Posey seeks redemption, fresh start
MOBILE, Alabama - Ohio State wide receiver DeVier Posey was busy bouncing from couch to couch, from interview to interview at the official Senior Bowl hotel Tuesday night when a scout from an NFL team within easy driving distance of Columbus cut him off in mid stride, extended his hand and introduced himself.
"I've seen you a lot," was Posey's initial response to the scout. "It's nice to meet you."
Posey had lots of time at practice to watch and observe last fall, enough that he worried that the entire season and this week at the Senior Bowl might go on without him. He finally got back on the field in late November. A few weeks ago the call came extending the Senior Bowl invitation.

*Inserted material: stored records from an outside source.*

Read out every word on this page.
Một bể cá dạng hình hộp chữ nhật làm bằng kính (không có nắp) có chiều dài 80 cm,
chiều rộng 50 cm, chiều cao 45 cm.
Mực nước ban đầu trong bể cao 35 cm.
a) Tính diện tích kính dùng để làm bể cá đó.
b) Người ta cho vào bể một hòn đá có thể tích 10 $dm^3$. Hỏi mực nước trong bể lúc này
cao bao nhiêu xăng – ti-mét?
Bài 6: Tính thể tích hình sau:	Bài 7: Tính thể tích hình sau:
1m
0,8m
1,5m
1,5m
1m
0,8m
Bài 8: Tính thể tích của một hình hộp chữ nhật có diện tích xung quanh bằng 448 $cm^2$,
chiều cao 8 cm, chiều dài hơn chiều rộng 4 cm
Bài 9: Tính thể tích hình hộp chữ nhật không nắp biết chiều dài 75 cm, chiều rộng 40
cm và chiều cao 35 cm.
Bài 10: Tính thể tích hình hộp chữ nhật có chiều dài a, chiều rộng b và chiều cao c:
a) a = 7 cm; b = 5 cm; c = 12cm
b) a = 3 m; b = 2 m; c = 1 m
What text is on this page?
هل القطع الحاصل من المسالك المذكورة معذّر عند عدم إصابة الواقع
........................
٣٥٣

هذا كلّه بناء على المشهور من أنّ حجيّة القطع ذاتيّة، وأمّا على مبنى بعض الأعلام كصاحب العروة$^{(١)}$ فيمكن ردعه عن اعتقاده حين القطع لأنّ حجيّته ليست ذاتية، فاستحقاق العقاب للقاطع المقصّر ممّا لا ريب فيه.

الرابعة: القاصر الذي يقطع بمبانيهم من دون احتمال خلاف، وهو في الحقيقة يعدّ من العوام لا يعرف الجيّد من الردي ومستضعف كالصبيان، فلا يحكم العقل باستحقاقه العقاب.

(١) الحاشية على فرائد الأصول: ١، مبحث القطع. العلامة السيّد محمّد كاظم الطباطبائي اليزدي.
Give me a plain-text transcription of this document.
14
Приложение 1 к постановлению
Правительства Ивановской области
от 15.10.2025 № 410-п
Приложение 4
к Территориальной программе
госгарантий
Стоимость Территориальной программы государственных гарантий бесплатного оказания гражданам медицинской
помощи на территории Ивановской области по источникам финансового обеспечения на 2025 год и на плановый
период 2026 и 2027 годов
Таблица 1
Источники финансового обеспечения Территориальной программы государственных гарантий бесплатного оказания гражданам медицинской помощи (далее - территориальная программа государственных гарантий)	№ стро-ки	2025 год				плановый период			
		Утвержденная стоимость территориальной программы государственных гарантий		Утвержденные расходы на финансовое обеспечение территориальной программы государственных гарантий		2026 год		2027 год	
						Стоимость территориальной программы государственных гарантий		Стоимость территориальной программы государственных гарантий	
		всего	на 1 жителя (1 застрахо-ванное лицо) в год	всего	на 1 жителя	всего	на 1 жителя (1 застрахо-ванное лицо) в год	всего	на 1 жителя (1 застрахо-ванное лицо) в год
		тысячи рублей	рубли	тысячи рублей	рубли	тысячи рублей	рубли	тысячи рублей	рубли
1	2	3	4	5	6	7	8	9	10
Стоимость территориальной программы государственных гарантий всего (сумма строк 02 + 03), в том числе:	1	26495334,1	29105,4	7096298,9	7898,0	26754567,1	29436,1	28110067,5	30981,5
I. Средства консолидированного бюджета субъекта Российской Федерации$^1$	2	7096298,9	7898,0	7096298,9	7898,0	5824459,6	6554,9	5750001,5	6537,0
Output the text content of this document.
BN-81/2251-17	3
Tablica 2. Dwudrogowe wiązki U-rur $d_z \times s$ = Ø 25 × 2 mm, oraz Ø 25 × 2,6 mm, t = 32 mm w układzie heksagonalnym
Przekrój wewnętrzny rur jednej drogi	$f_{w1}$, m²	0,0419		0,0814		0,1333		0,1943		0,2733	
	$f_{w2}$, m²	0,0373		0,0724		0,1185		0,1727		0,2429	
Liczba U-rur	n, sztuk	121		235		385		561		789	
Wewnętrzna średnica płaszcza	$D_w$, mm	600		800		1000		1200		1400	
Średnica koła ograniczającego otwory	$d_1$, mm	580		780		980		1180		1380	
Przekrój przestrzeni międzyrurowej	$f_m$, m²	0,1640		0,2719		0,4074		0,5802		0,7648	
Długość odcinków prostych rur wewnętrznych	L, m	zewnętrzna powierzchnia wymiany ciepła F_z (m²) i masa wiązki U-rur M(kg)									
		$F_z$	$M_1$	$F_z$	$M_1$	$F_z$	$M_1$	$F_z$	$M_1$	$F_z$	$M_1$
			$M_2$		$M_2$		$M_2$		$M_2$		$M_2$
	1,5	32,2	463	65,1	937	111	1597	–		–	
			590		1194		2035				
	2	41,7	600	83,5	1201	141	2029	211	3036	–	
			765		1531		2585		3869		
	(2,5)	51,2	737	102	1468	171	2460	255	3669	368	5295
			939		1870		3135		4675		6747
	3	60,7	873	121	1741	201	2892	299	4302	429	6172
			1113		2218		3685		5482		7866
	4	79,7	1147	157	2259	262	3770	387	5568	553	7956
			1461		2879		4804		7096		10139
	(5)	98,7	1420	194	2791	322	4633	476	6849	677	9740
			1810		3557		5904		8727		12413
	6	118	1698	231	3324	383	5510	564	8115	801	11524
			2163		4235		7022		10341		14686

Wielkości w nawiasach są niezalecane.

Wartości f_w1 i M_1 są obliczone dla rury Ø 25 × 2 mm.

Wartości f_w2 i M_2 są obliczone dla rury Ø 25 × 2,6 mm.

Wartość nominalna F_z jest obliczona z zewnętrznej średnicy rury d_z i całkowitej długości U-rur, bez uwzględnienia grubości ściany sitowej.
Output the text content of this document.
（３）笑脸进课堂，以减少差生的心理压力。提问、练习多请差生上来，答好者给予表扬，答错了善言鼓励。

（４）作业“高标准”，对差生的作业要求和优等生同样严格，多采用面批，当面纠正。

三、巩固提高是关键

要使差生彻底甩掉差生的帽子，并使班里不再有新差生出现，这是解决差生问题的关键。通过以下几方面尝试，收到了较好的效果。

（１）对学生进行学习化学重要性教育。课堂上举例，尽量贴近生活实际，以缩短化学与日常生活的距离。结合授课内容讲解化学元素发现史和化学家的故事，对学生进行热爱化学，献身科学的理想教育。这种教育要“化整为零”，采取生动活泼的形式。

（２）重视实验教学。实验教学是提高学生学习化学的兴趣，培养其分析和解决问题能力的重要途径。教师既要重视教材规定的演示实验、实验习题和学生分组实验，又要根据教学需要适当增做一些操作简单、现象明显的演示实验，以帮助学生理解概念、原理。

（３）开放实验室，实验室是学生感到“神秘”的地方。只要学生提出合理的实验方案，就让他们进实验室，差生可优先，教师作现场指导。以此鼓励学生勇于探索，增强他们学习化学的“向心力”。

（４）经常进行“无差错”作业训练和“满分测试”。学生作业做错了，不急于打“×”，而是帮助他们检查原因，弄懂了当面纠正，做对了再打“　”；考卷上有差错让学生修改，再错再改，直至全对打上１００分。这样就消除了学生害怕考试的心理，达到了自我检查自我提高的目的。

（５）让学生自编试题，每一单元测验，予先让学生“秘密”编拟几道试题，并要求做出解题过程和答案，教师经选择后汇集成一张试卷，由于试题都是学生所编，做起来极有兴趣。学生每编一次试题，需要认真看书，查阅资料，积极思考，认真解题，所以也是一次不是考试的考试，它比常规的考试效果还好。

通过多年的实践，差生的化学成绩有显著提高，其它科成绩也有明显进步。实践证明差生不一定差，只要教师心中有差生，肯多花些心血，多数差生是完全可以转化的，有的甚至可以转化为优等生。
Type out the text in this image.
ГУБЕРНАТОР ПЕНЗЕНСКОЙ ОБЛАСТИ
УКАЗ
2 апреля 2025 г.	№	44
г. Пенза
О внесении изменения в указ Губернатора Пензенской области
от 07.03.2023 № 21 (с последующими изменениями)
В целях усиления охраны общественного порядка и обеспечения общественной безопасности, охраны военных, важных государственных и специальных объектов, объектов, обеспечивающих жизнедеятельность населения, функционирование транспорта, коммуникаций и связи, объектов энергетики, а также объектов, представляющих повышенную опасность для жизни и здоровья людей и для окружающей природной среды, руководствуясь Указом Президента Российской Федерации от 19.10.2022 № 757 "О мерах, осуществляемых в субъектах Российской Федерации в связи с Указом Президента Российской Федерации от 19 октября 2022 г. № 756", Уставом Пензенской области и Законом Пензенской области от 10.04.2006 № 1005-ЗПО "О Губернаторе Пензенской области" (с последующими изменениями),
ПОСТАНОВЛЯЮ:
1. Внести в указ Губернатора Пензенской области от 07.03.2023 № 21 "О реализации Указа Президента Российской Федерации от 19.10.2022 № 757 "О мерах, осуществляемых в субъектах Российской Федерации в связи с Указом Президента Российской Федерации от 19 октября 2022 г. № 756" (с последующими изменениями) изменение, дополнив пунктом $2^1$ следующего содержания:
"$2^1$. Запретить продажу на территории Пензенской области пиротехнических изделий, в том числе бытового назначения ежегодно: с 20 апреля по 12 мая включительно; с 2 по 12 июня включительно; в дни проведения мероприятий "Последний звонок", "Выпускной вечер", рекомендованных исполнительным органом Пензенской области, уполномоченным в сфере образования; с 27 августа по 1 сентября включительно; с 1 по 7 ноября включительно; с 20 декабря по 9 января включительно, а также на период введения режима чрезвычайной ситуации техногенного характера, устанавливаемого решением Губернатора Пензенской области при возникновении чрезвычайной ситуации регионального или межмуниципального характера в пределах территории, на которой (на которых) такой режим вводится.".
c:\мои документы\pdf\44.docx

And the "real" really nervous moments began.
Posey brings fresh legs, wide eyes and some simple goals to this week's Senior Bowl festivities. He doesn't necessarily have to make up for the 10 games he lost to NCAA suspension in his senior season but he has to prove that, with a little polish, he'll be NFL ready in a matter of months. In the dozens of interviews he has already conducted or will conduct with teams, he has to explain what he's learned from the incidents that got him suspended -- five games for selling memorabilia, five for getting paid for work the NCAA ruled he didn't perform -- and that his days of making poor decisions are over.
"I'm open and honest," Posey said. "(The suspensions), that's the one thing I have wrong. They always ask me, did I do anything else? No. No other blemish on my record. Never failed a drug test, no DUI, no academic suspension. I had the mess-up when I was young and (the issue with) that job. I learned so much from it. A lot of focus was on me, a lot negative was written about me and you live and you learn. I feel like I've grown so much from it.
"I came in this week with the attitude that I wanted to remind people I'm still here and I can still play. It was the hardest year for me but I realized how much I loved football. I learned a lot. I learned how to deal with negative media, finding positive things, and I learned how to serve. Being on scout team, helping the guys in the meeting room, it allowed me to learn the game and it humbled me as well. I think I needed that going into this process and going into the next level."
Posey, who measured a shade over 6'1 and 209 here on Monday, has always had NFL-type talent. He's shown off his quickness here and also impressed North head coach Leslie Frazier by volunteering to play on special teams.
"Those are the guys you look for," Frazier said.
A Cincinnati native, Posey is one of four Ohio State offensive players playing for the North team this week, one of three whose suspensions landed them on a scout team offense that was probably better than the Buckeyes' actual offense back in September. Mike Adams and Boom Herron returned to the field sooner than Posey and made more of an impact, with Herron working his way from suspended list all the way to team captain.
But Posey is proud of his time on the scout team -- he says he volunteered for it -- and thinks it will be a time he'll one day reflect back upon fondly. Not many guys go from 60 catches as a sophomore to 53 as a junior to 12 as a senior and end up in the Senior Bowl, and Posey says he's not taking any part of this for granted.
"Playing (quarterback) on the scout team, that was what put it in perspective for me," Posey said. "I'm going to take that blemish and I'm going to run with it for life. I'll never forget those 12 weeks. It was so hard Thursday-Sunday just to watch my team. It sucked. It was terrible. I cried. But I worked through it. I was always there at practice and always worked hard."
Posey said he briefly considered entering last year's draft but didn't because he's now on the verge of becoming his grandmother's 24th grandchild to graduate from college. He promised his mother he'd return to school and decided to keep his word. Now he's here, answering all sorts of questions in his first up-close meetings with scouts and hoping to both make an impression and be able to move forward.
"To be honest, it's not my place to say if I was judged," he said. "I had to serve the games. Everyone knows what happened. I'm still here. I'm still myself. I'm still a good guy. I can't control what anyone thinks."
Posey's explosion and natural athleticism stand out in a fairly average group of wide receivers on the North team this week. He's dropped more than his share of passes in the early part of the week -- scouts notice that, too -- but still has a chance to turn this experience into a positive and fruitful one.
"I brought my lunchpail with me," he said. "I'm here to work on my craft.
"I thought about it all year if this stuff would derail my NFL dream. I wondered if people would forget about me. All in all, I'm here. I'm happy I'm blessed and I'm working at my craft. I don't feel like I've reached my potential at all. I want to see how good I can be one day."